Là aussi, on devrait insister sur le fait que chercher sa voie n’a pas à être source d’angoisse, mais plutôt d’excitation. D’ailleurs, les craintes générées par l’appréhension d’un monde du travail hostile devraient surtout être l’affaire du système scolaire, dont la mission est évidemment de bien préparer les jeunes à s’y insérer en accord avec eux-mêmes !
Quelles solutions apporter à un adolescent malheureux ?
Etre à l’écoute de l’adolescent
L’écoute reste la principale des qualités dont il faut faire preuve pour venir en aide à un jeune qui ne se sent pas bien dans sa peau, car il faut être prêt à recevoir ses propos et à ne pas les juger avec les idées reçues habituelles.

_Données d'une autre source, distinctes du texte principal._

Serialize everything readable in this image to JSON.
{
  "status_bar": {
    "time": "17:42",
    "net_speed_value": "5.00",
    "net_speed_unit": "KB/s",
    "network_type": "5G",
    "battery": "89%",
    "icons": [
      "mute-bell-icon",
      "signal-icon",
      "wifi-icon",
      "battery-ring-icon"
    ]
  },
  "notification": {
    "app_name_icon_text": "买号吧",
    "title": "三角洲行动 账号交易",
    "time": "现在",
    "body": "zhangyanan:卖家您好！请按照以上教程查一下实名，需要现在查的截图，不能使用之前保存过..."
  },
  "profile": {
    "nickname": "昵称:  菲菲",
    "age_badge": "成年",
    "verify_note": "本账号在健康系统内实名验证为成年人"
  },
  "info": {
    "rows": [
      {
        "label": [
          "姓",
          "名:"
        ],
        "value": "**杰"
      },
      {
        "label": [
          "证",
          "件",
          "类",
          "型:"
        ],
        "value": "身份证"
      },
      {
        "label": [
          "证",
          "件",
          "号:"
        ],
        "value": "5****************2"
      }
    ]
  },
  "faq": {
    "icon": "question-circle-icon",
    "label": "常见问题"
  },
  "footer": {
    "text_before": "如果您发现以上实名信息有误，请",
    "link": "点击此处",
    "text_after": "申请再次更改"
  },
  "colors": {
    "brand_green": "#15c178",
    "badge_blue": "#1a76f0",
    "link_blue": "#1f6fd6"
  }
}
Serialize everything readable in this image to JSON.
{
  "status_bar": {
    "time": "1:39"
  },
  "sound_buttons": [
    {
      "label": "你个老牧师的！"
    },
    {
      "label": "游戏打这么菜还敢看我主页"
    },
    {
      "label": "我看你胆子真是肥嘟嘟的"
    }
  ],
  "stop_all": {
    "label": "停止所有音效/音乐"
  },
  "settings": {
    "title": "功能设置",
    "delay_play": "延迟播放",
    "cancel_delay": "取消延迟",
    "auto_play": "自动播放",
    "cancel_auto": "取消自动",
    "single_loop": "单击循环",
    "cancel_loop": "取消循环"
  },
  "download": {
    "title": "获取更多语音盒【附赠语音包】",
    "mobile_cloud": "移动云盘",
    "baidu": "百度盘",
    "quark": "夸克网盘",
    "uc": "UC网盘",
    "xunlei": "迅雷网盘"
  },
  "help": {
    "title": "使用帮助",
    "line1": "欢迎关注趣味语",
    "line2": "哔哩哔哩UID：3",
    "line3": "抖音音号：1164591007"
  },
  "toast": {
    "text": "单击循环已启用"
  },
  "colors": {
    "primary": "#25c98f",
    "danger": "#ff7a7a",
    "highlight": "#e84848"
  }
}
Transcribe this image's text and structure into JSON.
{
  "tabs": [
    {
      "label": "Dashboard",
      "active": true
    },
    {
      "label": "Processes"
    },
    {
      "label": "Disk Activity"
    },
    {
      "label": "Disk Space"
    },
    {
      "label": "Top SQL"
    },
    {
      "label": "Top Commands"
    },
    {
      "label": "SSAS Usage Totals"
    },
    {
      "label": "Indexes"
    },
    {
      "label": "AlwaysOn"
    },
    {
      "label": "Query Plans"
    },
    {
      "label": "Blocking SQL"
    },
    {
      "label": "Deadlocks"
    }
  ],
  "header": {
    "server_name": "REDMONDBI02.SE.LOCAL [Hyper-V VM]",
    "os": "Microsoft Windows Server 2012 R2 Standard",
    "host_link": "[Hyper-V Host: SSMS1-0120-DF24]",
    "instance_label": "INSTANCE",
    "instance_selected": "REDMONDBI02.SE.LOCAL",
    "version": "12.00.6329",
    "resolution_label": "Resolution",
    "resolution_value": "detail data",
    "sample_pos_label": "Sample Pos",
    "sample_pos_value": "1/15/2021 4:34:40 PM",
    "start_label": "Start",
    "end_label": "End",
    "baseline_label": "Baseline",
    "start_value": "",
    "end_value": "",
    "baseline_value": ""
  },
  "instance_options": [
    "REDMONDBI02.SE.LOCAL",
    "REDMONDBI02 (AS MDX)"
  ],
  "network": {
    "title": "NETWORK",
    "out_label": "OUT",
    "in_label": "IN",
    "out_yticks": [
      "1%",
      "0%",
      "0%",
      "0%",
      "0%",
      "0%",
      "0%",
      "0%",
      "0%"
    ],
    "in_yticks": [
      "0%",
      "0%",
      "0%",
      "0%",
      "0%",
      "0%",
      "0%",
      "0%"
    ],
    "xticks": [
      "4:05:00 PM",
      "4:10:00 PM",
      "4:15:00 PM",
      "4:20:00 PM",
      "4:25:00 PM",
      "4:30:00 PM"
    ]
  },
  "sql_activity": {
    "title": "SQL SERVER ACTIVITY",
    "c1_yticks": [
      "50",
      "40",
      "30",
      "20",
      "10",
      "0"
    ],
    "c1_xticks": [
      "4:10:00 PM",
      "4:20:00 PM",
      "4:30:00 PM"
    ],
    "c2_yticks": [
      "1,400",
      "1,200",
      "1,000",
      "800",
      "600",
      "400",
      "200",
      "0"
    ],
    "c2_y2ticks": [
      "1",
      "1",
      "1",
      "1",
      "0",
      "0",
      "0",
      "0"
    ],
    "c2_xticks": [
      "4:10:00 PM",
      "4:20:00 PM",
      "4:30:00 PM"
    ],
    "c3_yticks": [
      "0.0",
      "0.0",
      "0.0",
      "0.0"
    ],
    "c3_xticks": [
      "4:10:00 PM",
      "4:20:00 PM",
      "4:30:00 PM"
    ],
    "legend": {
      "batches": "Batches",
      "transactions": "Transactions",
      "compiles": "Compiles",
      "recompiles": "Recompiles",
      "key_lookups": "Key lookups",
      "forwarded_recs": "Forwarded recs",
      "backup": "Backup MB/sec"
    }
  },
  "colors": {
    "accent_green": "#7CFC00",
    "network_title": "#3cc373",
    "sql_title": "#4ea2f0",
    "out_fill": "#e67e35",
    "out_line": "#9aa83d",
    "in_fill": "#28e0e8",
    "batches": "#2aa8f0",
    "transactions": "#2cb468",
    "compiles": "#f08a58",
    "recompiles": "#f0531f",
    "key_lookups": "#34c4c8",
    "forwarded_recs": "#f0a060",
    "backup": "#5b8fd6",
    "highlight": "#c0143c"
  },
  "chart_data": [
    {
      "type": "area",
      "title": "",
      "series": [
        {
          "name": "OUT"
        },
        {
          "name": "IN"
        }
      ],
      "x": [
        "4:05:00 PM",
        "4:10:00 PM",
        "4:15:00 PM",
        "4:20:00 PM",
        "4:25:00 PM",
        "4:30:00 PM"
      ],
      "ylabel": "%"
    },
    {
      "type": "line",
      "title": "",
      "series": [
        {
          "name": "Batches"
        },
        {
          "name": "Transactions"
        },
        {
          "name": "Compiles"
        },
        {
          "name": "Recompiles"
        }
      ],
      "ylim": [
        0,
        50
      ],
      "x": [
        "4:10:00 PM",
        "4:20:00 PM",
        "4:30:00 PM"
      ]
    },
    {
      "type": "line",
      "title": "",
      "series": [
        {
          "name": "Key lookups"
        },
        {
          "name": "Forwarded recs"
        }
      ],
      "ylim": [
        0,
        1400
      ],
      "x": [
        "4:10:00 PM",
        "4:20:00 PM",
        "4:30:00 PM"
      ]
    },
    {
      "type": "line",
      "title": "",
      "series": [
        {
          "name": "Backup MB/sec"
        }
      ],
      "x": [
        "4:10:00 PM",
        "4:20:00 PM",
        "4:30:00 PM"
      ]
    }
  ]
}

Retrouver de la motivation et du sens dans son travail est également indispensable pour avoir une adolescence heureuse et (entre autres) réussir sa scolarité. Je donne d’ailleurs plusieurs pistes pour y arriver rapidement en fin d’article.
Aider l’adolescent malheureux à révéler son potentiel
La deuxième qualité nécessaire est le fait de bien savoir “lire les individus”, autrement dit de savoir les aider à révéler leurs potentiels. Malheureusement, les rares personnes auxquelles peuvent se confier la plupart des jeunes ont parfois tendance à mal les comprendre, et donc à les induire en erreur. Le fait de croire au mythe selon lequel il est normal qu’un enfant soit malheureux à l’adolescence fait partie de ces fausses croyances.
Au niveau social, quand ils confient leurs difficultés à s’intégrer, ils sont souvent poussés à “faire plus d’efforts” ou à “sortir davantage”, alors que non seulement cela peut ne pas correspondre à la personnalité de l’adolescent, mais en plus le problème peut être bien plus profond.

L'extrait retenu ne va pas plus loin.